De esta forma, la renovada filial de la lusa se une la concepto ya existente en la industria área que une las principales ciudades de un país, tal y como ocurre con Madrid-Barcelona, Roma-Milán, Zúrich-Ginebra, entre otras conexiones.

La compañía invertirá 400 millones de euros en la renovación de su filial Portugália (PGA) para vuelos regionales, rebautizada como ‘TAP Express’, que operará con una flota de 17 aviones. Concretamente, ocho aviones ATR72 y nueve Embraer190, que lucirán la nueva imagen de TAP Express.

Desde marzo hasta finales de octubre, TAP prevé operar 13.563 vuelos, un 1,8% más que durante la temporada pasada, según datos facilitados por la compañía. La nueva TAP Express se estrena con el puente aéreo Lisboa-Oporto

Límites en la gestión de TAP

Por otro lado, la Autoridad Nacional de la Aviación Civil (ANAC) de Portugal ha decidido limitar temporalmente la gestión de TAP, en manos del consorcio Gateway, por un periodo de tres meses (90 días) ante las dudas que plantea el proceso de privatización iniciado por el anterior Gobierno portugués.

Al respecto, TAP analizará las respectivas implicaciones de un proceso que recuerda todavía está abierto.   

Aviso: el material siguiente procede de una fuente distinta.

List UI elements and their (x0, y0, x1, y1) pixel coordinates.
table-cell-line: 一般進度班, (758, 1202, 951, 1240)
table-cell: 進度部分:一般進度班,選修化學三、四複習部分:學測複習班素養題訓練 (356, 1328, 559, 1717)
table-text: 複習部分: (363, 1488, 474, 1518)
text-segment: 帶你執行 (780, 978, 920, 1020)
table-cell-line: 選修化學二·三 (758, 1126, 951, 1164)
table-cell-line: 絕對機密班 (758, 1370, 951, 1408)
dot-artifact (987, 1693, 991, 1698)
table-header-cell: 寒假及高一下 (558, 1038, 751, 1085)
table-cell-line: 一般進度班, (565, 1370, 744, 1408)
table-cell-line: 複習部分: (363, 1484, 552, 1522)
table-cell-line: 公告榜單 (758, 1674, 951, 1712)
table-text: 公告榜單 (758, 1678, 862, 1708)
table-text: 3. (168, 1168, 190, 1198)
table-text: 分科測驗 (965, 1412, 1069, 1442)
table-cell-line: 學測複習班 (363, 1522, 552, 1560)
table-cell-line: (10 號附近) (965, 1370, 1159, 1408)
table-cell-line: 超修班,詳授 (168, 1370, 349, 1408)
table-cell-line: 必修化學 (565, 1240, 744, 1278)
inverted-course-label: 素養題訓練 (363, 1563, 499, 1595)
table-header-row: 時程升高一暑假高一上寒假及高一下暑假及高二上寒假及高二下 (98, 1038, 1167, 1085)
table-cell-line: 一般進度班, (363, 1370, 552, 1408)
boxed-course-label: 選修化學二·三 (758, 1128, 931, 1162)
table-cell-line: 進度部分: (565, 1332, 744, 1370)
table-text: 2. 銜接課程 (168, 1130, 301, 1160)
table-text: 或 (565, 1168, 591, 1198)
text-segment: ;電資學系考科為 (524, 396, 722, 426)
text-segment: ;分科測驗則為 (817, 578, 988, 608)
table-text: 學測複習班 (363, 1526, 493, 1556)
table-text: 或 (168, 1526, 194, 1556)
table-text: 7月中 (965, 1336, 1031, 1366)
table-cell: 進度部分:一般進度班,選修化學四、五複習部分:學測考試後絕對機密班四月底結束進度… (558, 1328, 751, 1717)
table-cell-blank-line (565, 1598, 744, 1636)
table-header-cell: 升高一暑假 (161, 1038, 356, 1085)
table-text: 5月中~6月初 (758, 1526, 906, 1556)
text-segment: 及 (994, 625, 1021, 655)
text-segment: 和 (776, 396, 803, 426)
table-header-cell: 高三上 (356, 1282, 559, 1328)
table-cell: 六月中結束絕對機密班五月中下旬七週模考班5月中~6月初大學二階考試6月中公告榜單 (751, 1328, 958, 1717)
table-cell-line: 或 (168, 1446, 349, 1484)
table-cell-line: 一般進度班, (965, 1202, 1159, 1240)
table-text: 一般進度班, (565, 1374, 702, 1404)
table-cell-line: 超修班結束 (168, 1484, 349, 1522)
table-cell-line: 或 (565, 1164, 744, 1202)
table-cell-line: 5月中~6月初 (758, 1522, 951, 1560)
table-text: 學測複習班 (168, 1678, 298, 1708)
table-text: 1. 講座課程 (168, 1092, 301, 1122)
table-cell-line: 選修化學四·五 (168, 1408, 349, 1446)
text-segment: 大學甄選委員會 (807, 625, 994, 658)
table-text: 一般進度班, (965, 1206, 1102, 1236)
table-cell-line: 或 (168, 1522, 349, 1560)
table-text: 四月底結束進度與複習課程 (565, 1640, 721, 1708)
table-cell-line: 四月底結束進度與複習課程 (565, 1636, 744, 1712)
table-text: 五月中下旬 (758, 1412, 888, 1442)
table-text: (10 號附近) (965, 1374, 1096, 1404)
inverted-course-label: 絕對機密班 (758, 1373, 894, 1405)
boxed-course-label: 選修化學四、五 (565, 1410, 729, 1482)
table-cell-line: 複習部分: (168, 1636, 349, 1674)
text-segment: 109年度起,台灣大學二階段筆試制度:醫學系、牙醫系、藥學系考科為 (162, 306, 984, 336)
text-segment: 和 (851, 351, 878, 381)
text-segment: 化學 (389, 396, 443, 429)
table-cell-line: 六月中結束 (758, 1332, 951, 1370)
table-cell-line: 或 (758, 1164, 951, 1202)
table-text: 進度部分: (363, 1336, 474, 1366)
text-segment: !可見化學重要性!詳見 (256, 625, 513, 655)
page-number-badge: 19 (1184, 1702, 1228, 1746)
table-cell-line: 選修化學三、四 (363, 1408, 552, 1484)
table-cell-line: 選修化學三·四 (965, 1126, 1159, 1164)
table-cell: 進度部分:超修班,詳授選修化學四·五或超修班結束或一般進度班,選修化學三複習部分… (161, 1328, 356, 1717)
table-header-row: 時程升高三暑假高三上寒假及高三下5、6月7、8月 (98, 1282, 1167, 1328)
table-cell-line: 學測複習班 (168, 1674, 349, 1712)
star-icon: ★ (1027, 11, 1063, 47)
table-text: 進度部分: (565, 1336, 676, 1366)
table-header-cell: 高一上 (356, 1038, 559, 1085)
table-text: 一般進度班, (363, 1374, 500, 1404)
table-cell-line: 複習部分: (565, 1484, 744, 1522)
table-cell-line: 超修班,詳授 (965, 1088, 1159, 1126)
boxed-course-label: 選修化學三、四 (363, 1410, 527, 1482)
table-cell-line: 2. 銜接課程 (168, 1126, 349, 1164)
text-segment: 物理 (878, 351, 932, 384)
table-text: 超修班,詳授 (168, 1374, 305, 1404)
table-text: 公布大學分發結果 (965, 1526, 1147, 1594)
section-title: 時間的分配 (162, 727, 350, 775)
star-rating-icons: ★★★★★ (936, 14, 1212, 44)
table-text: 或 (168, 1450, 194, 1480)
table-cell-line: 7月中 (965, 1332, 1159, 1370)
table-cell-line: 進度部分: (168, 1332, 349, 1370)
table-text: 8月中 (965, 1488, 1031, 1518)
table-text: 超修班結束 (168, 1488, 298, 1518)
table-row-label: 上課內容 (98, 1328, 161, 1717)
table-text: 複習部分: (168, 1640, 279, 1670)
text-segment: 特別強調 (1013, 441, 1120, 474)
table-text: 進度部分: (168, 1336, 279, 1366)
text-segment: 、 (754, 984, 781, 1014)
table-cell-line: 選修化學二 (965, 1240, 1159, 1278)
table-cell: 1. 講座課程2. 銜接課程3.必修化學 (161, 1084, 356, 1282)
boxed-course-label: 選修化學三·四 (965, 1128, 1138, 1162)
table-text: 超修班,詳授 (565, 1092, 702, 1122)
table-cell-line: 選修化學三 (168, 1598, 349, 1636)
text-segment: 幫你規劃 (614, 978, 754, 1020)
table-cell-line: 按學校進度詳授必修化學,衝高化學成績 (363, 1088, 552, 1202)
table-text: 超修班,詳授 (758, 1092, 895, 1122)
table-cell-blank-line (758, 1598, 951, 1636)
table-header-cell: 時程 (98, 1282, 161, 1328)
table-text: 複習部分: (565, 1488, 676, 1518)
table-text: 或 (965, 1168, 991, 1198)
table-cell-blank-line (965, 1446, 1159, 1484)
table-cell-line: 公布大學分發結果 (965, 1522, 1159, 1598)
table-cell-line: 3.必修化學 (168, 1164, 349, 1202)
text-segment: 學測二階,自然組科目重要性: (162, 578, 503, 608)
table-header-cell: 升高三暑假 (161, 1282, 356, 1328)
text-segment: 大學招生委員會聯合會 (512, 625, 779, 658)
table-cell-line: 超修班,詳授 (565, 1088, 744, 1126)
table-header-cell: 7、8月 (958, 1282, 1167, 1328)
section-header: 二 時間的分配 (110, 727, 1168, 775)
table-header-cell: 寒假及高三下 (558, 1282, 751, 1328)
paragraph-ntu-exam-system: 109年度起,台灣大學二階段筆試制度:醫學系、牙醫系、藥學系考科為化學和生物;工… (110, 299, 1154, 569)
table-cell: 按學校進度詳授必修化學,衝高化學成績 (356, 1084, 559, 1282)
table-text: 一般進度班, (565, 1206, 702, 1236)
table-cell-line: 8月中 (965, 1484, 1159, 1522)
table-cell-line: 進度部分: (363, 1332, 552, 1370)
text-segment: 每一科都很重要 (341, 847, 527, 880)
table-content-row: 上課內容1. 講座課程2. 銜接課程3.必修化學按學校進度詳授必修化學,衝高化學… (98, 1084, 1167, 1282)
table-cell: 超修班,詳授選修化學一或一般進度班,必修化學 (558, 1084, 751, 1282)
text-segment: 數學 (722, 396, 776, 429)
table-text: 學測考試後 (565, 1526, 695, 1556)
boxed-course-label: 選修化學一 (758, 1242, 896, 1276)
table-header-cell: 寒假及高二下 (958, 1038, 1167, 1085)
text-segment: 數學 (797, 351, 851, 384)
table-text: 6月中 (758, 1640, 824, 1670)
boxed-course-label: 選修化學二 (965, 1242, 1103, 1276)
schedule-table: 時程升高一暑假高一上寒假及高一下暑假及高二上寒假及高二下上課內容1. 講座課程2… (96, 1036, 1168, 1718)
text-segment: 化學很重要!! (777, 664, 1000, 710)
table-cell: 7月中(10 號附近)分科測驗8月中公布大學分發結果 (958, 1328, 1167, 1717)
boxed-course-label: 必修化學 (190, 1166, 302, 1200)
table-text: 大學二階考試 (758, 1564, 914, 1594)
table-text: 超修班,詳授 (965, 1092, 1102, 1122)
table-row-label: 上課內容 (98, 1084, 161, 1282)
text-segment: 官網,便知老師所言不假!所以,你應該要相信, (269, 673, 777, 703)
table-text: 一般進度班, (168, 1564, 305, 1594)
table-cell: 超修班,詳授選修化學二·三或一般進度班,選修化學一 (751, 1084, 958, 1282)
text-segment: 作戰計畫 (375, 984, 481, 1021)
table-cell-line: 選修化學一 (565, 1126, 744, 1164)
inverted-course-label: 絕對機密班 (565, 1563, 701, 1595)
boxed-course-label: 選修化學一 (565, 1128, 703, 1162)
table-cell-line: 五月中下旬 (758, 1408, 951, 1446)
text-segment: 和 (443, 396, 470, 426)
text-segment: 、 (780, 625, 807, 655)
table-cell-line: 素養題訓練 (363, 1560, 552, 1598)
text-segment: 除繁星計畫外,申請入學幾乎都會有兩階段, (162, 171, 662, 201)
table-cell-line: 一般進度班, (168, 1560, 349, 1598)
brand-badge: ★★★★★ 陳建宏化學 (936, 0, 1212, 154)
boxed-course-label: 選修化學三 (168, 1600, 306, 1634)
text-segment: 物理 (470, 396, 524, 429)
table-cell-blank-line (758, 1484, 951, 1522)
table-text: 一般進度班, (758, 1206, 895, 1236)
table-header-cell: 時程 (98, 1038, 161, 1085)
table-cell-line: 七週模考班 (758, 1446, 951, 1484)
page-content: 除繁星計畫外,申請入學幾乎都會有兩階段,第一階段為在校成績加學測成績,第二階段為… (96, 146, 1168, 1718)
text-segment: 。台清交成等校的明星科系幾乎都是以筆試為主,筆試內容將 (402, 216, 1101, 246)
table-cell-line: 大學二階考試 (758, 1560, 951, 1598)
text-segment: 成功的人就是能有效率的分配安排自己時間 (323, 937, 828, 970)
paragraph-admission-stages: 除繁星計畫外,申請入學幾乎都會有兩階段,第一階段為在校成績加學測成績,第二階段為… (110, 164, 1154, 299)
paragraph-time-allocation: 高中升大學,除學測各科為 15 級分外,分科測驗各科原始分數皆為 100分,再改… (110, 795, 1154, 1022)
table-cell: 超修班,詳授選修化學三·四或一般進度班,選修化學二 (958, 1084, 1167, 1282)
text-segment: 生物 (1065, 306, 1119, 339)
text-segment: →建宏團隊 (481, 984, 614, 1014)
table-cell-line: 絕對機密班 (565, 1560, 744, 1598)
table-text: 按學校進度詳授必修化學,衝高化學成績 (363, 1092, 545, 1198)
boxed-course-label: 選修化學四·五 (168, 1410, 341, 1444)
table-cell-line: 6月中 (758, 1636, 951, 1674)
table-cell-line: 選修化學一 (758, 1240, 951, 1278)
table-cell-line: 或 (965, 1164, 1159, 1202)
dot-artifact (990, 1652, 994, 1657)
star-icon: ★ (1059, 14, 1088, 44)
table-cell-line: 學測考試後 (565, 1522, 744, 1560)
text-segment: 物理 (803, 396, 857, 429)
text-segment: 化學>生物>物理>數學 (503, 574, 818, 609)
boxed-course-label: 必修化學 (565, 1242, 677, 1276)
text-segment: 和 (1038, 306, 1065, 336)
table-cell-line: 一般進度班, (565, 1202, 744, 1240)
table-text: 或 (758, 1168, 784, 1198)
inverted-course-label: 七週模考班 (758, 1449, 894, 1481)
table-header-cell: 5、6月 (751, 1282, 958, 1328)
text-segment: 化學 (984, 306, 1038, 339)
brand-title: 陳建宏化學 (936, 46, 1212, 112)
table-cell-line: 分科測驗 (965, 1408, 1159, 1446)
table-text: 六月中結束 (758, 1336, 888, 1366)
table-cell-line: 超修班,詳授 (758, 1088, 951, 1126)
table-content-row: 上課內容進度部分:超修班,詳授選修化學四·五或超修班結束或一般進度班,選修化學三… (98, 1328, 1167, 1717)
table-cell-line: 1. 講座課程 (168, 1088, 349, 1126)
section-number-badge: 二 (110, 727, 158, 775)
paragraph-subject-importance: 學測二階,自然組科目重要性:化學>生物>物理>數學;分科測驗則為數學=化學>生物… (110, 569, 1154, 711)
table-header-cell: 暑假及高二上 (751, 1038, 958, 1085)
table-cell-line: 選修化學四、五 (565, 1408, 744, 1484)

El Gobierno luso recuperó a principios de febrero el 50% del control de capital de la aerolínea TAP, frente al 34% que gestionaba el anterior ejecutivo, por 1,9 millones, según el memorando firmado con el consorcio Gateway, que se hará cargo de la gestión de la compañía.

El anterior ejecutivo luso cerró la venta del 61% de TAP en noviembre de 2015 con los empresarios que lideran el consorcio Gateway –el director ejecutivo de la aerolínea brasileña Azul, David Neeleman, y el empresario portugués Humberto Pedrosa– por 354 millones de euros, con una inyección de 10 millones para el Estado portugués, con la intención de vender el resto del capital.